Support grows as hotel workers carry out rolling strikes in LA

By Norton Sandler
August 7, 2023
Striking UNITE HERE Local 11 members march in Los Angeles July 21. “Strikes can happen anytime, anyplace,” Kurt Petersen, co-president of the Local, said of the union’s rolling walkouts.
Militant/Bill ArthStriking UNITE HERE Local 11 members march in Los Angeles July 21. “Strikes can happen anytime, anyplace,” Kurt Petersen, co-president of the Local, said of the union’s rolling walkouts.

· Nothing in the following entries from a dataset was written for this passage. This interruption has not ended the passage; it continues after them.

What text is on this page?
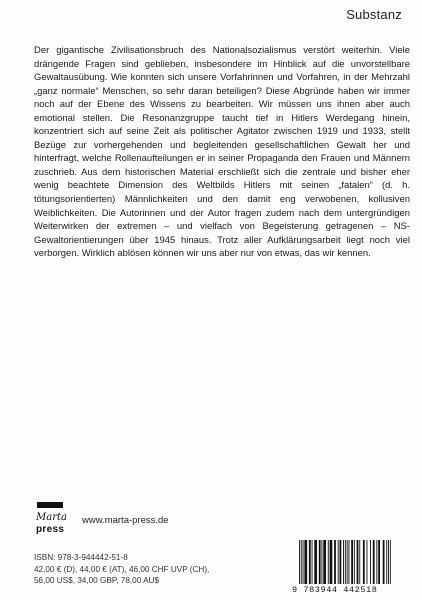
Substanz

Der gigantische Zivilisationsbruch des Nationalsozialismus verstört weiterhin. Viele drängende Fragen sind geblieben, insbesondere im Hinblick auf die unvorstellbare Gewaltausübung. Wie konnten sich unsere Vorfahrinnen und Vorfahren, in der Mehrzahl „ganz normale“ Menschen, so sehr daran beteiligen? Diese Abgründe haben wir immer noch auf der Ebene des Wissens zu bearbeiten. Wir müssen uns ihnen aber auch emotional stellen. Die Resonanzgruppe taucht tief in Hitlers Werdegang hinein, konzentriert sich auf seine Zeit als politischer Agitator zwischen 1919 und 1933, stellt Bezüge zur vorhergehenden und begleitenden gesellschaftlichen Gewalt her und hinterfragt, welche Rollenaufteilungen er in seiner Propaganda den Frauen und Männern zuschrieb. Aus dem historischen Material erschließt sich die zentrale und bisher eher wenig beachtete Dimension des Weltbilds Hitlers mit seinen „fatalen“ (d. h. tötungsorientierten) Männlichkeiten und den damit eng verwobenen, kollusiven Weiblichkeiten. Die Autorinnen und der Autor fragen zudem nach dem untergründigen Weiterwirken der extremen – und vielfach von Begeisterung getragenen – NS-Gewaltorientierungen über 1945 hinaus. Trotz aller Aufklärungsarbeit liegt noch viel verborgen. Wirklich ablösen können wir uns aber nur von etwas, das wir kennen.

Marta
press
www.marta-press.de
ISBN: 978-3-944442-51-8
42,00 € (D), 44,00 € (AT), 46,00 CHF UVP (CH),
56,00 US$, 34,00 GBP, 78,00 AU$
9 783944 442518
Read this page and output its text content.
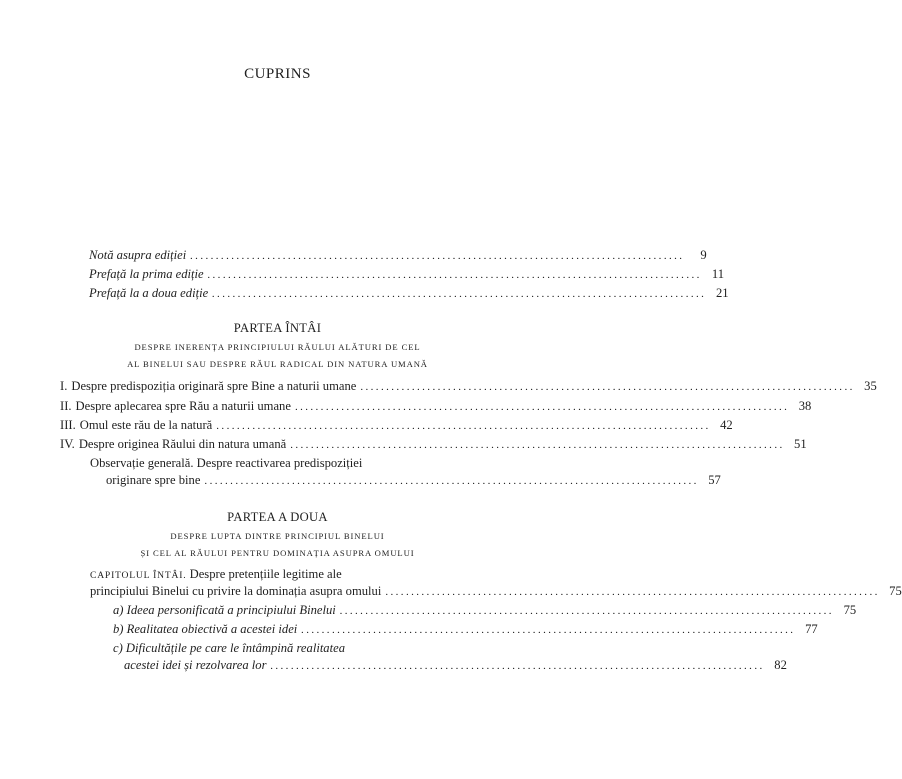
CUPRINS
Notă asupra ediției ................................................................................................	9
Prefață la prima ediție ................................................................................................ 11
Prefață la a doua ediție ................................................................................................ 21
PARTEA ÎNTÂI
DESPRE INERENȚA PRINCIPIULUI RĂULUI ALĂTURI DE CEL
AL BINELUI SAU DESPRE RĂUL RADICAL DIN NATURA UMANĂ
I. Despre predispoziția originară spre Bine a naturii umane ................................................................................................ 35
II. Despre aplecarea spre Rău a naturii umane ................................................................................................ 38
III. Omul este rău de la natură ................................................................................................ 42
IV. Despre originea Răului din natura umană ................................................................................................ 51
Observație generală. Despre reactivarea predispoziției
originare spre bine ................................................................................................ 57
PARTEA A DOUA
DESPRE LUPTA DINTRE PRINCIPIUL BINELUI
ȘI CEL AL RĂULUI PENTRU DOMINAȚIA ASUPRA OMULUI
CAPITOLUL ÎNTÂI. Despre pretențiile legitime ale
principiului Binelui cu privire la dominația asupra omului ................................................................................................ 75
a) Ideea personificată a principiului Binelui ................................................................................................ 75
b) Realitatea obiectivă a acestei idei ................................................................................................ 77
c) Dificultățile pe care le întâmpină realitatea
acestei idei și rezolvarea lor ................................................................................................ 82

LOS ANGELES — Chanting “On strike. Shut it down. L.A. is a union town,” hundreds of striking hotel workers, members of UNITE HERE Local 11, were joined by striking actors and writers at the W Hotel here near the Hollywood Walk of Fame July 21. They marched from the hotel to the picket line and rally of hundreds more Screen Actors Guild-American Federation of Television and Radio Artists and Writers Guild of America strikers in front of the Netflix offices.

This is the third wave of strikes by UNITE HERE. The hotel workers union isn’t striking at all hotels simultaneously, instead organizing rolling walkouts, Kurt Petersen, co-president of UNITE HERE Local 11, told the media. “Strikes can happen anytime, anyplace.” The latest strikes include three hotels in Hollywood, three in Glendale and Pasadena, and one in San Pedro.

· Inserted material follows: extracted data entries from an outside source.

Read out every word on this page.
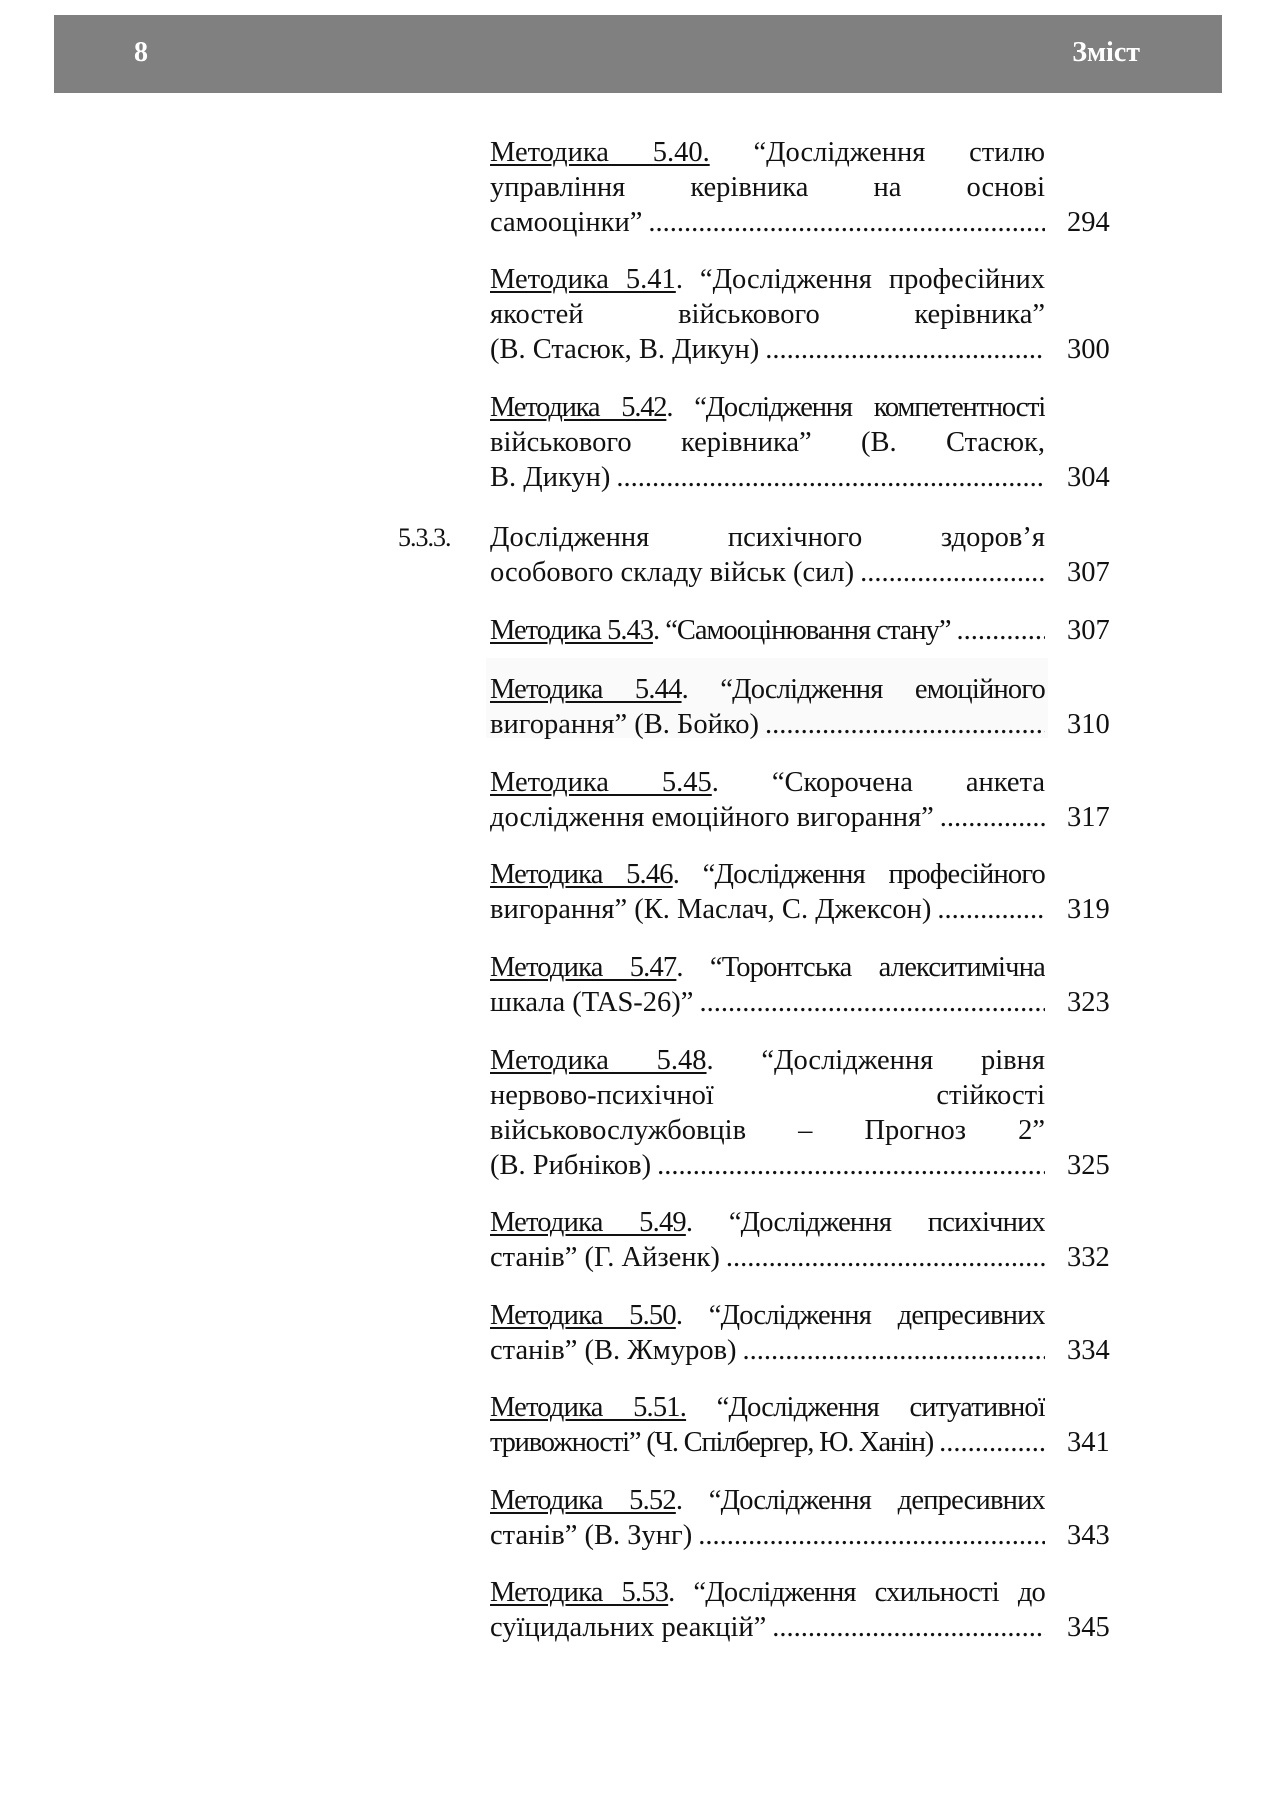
8	Зміст
Методика 5.40. “Дослідження стилю
управління керівника на основі
самооцінки” .....	294
Методика 5.41. “Дослідження професійних
якостей військового керівника”
(В. Стасюк, В. Дикун) .....	300
Методика 5.42. “Дослідження компетентності
військового керівника” (В. Стасюк,
В. Дикун) .....	304
5.3.3. Дослідження психічного здоров’я
особового складу військ (сил) .....	307
Методика 5.43. “Самооцінювання стану” .....	307
Методика 5.44. “Дослідження емоційного
вигорання” (В. Бойко) .....	310
Методика 5.45. “Скорочена анкета
дослідження емоційного вигорання” .....	317
Методика 5.46. “Дослідження професійного
вигорання” (К. Маслач, С. Джексон) .....	319
Методика 5.47. “Торонтська алекситимічна
шкала (TAS-26)” .....	323
Методика 5.48. “Дослідження рівня
нервово-психічної стійкості
військовослужбовців – Прогноз 2”
(В. Рибніков) .....	325
Методика 5.49. “Дослідження психічних
станів” (Г. Айзенк) .....	332
Методика 5.50. “Дослідження депресивних
станів” (В. Жмуров) .....	334
Методика 5.51. “Дослідження ситуативної
тривожності” (Ч. Спілбергер, Ю. Ханін) .....	341
Методика 5.52. “Дослідження депресивних
станів” (В. Зунг) .....	343
Методика 5.53. “Дослідження схильності до
суїцидальних реакцій” .....	345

Joe McQueen, a member of SAG-AFTRA since 1996, told the Militant he also does food delivery to make a living. “I stand with my brothers and sisters. It’s about greed and power. If we do this they’ll have to back down. This shows there is strength in numbers.”

Luis Garcia, a striker with Local 11, has worked at the W Hotel for two years. “We are asking for better salaries and benefits,” he said.

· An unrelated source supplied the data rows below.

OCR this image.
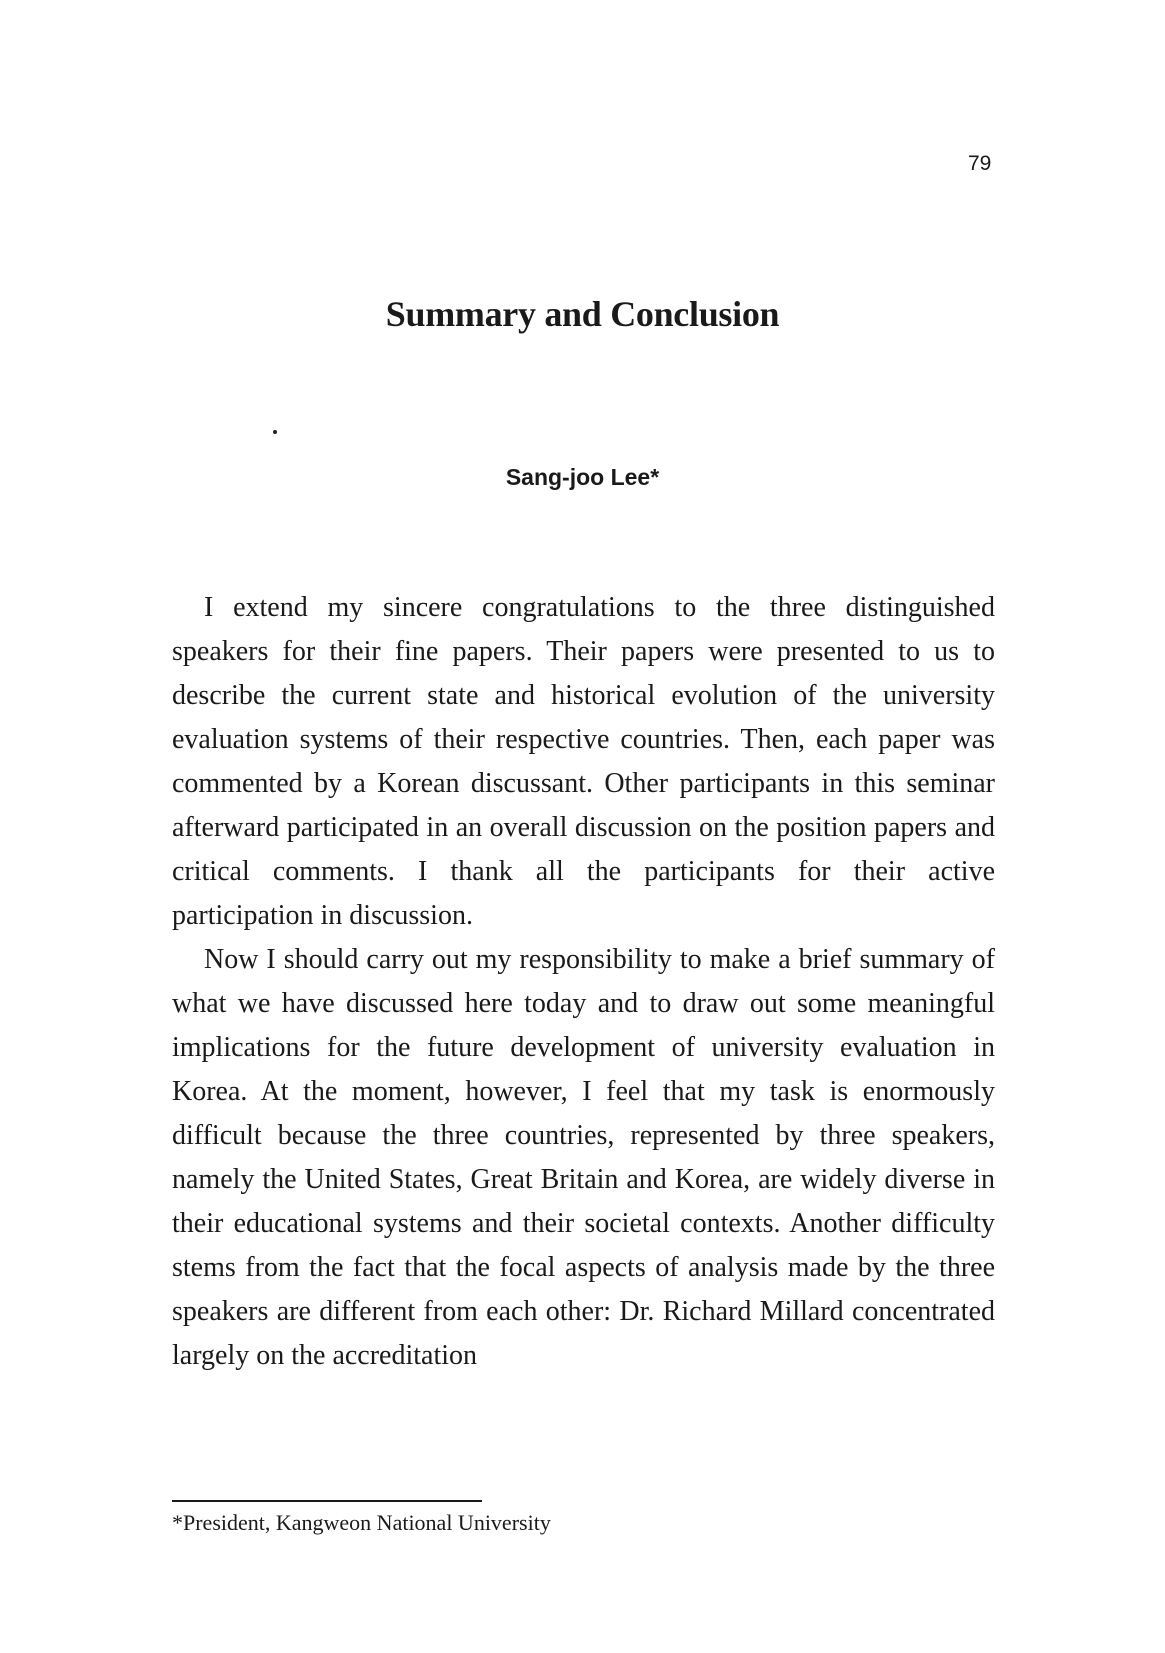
79
Summary and Conclusion
Sang-joo Lee*

I extend my sincere congratulations to the three distinguished speakers for their fine papers. Their papers were presented to us to describe the current state and historical evolution of the university evaluation systems of their respective countries. Then, each paper was commented by a Korean discussant. Other participants in this seminar afterward participated in an overall discussion on the position papers and critical comments. I thank all the participants for their active participation in discussion.

Now I should carry out my responsibility to make a brief summary of what we have discussed here today and to draw out some meaningful implications for the future development of university evaluation in Korea. At the moment, however, I feel that my task is enormously difficult because the three countries, represented by three speakers, namely the United States, Great Britain and Korea, are widely diverse in their educational systems and their societal contexts. Another difficulty stems from the fact that the focal aspects of analysis made by the three speakers are different from each other: Dr. Richard Millard concentrated largely on the accreditation

*President, Kangweon National University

Tye Justis works more than one job to make ends meet. He’s a front desk assistant at the Viceroy Hotel in Santa Monica and also a home health care worker, and makes time to audition for acting jobs. After participating in the July 4 walkout at the Viceroy, he is now picketing at Fox Studios in Century City. “We can all strike in solidarity because we’re all fighting for the same thing,” he said.

Strikes in this area are increasingly marked by trade unions joining together in protests, marches and pickets. On July 19, 500 participated in a rally organized by the Teamsters union in downtown Los Angeles where national union President Sean O’Brien spoke. Members of the Writers Guild, SAG-AFTRA, and UNITE HERE joined the action, and leaders of their unions spoke.

Members of the International Longshore and Warehouse Union joined hotel workers in a lively picket outside the Doubletree Hotel in San Pedro July 21.

UNITE HERE organizer María Meza told the Militant that housekeepers are being forced by Doubletree bosses to clean 12 checkout rooms or 18 stay-over rooms a day.

Longshore worker Tony Rosellini said he used to work for the Marriott. “When you are in a hotel,” he said, “you want a clean room and safe, good food. It’s these workers that make it happen. It’s important to stand with them. Conditions are bad. There is no air conditioning in the hallways where they work or where the dishwashers work.”

Michael Vera from the ILWU’s Inlandboatmen’s union told the Militant that he supports all unions in struggle. “This is taking place in my backyard and San Pedro is a union town.”

Local 11 Co-President Petersen said in negotiations earlier in the week the new wage proposal from the hotel bosses moved backwards. He said hotel representatives walked out of the meeting after the union proposed employers offer permanent jobs to replacement workers brought in during the strike.

For years the unions have pressed for the hotels to hire more African American workers. Many of the replacement workers are Black.